The passwords were hashed with bcrypt – one of the most difficult to crack hashing algorithms. Turning bcrypt hashes back to clear text passwords is an extremely time- and resource-intensive process, and often, cybercriminals decide that the effort is just not worth it. Not in this case, though.

As RiskBased Security pointed out, Quidd users trade millions of dollars' worth of digital collectibles, and apparently, the crooks see this as a big enough incentive. Many of them have tried cracking the hashes, and it looks like some have already succeeded. One of ZDNet's screenshots shows that a hacker is offering around 137 thousand Quidd usernames and password pairs in plaintext, and according to RiskBased Security, another trader claims to have cracked over 1 million hashes. Of course, since they've gone through the trouble of de-hashing the data, these sellers won't give it away for free.

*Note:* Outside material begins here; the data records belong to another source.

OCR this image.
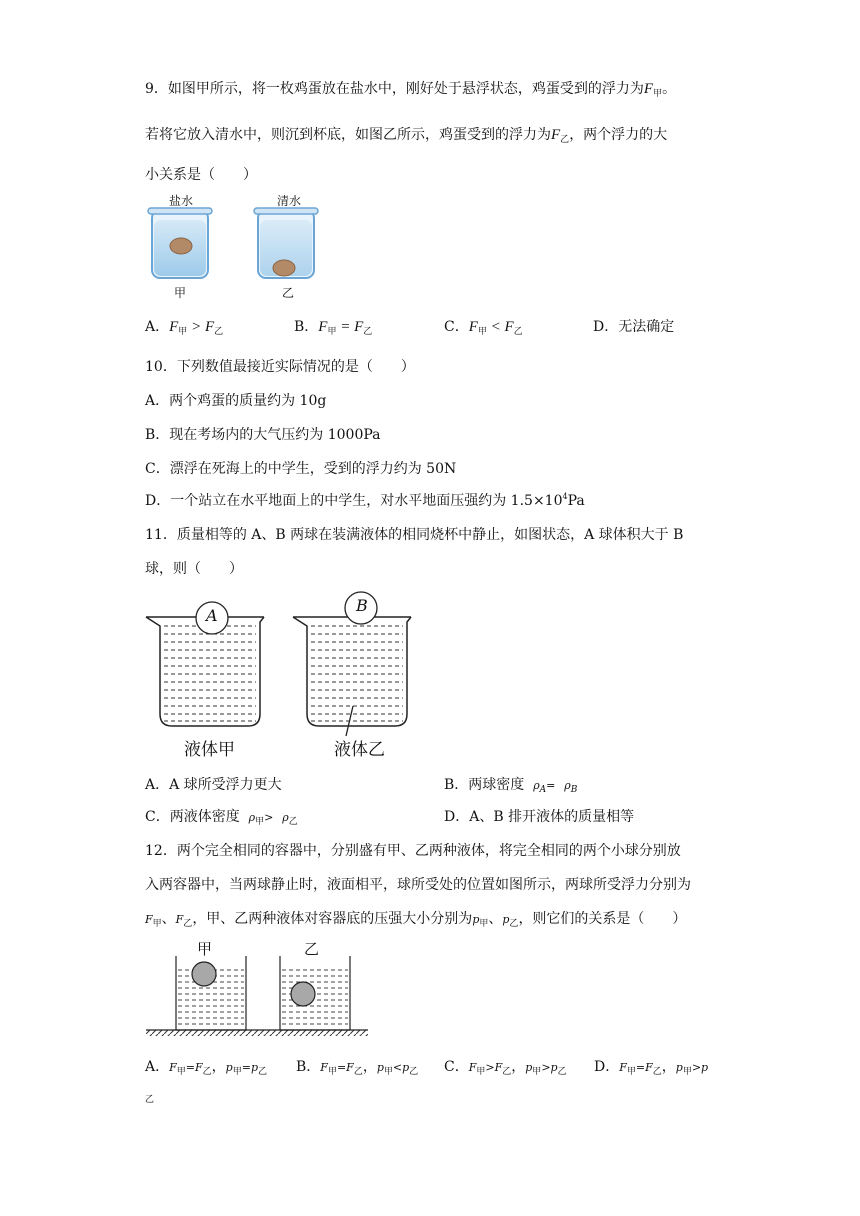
9．如图甲所示，将一枚鸡蛋放在盐水中，刚好处于悬浮状态，鸡蛋受到的浮力为$F_甲$。
若将它放入清水中，则沉到杯底，如图乙所示，鸡蛋受到的浮力为$F_乙$，两个浮力的大
小关系是（　　）
盐水	清水
甲	乙
A．$F_甲 > F_乙$	B．$F_甲 = F_乙$	C．$F_甲 < F_乙$	D．无法确定
10．下列数值最接近实际情况的是（　　）
A．两个鸡蛋的质量约为 10g
B．现在考场内的大气压约为 1000Pa
C．漂浮在死海上的中学生，受到的浮力约为 50N
D．一个站立在水平地面上的中学生，对水平地面压强约为 $1.5\times 10^4Pa$
11．质量相等的 A、B 两球在装满液体的相同烧杯中静止，如图状态，A 球体积大于 B
球，则（　　）
A
B
液体甲	液体乙
A．A 球所受浮力更大	B．两球密度 $\rho_A= \rho_B$
C．两液体密度 $\rho_甲> \rho_乙$	D．A、B 排开液体的质量相等
12．两个完全相同的容器中，分别盛有甲、乙两种液体，将完全相同的两个小球分别放
入两容器中，当两球静止时，液面相平，球所受处的位置如图所示，两球所受浮力分别为
$F_甲$、$F_乙$，甲、乙两种液体对容器底的压强大小分别为$p_甲$、$p_乙$，则它们的关系是（　　）
甲	乙
A．$F_甲=F_乙$，$p_甲=p_乙$ B．$F_甲=F_乙$，$p_甲<p_乙$ C．$F_甲>F_乙$，$p_甲>p_乙$ D．$F_甲=F_乙$，$p_甲>p$
乙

Quidd is still keeping quiet

Now that the data is in the public domain, Quidd can't do much to stop cybercriminals from sharing it among themselves. It can, however, inform its users about the incident and take steps to mitigate the potential consequences. For some reason, it appears to be doing neither of these things.

There is no official statement from the platform, and potentially affected users aren't getting any notifications. Both RiskBased Security and ZDNet wrote to Quidd with requests for comment, but the platform has preferred not to respond. Given the fact that some of the login credentials are traded in plaintext, a forced password reset for affected users sounds like a good call, but Quidd hasn't done that, either.

As you can see, even proper password storage isn't enough to stop determined cybercriminals sometimes, which means that behaving adequately in the aftermath of a data breach becomes even more important for affected service providers. Unfortunately, it looks like the people in charge of Quidd don't understand that.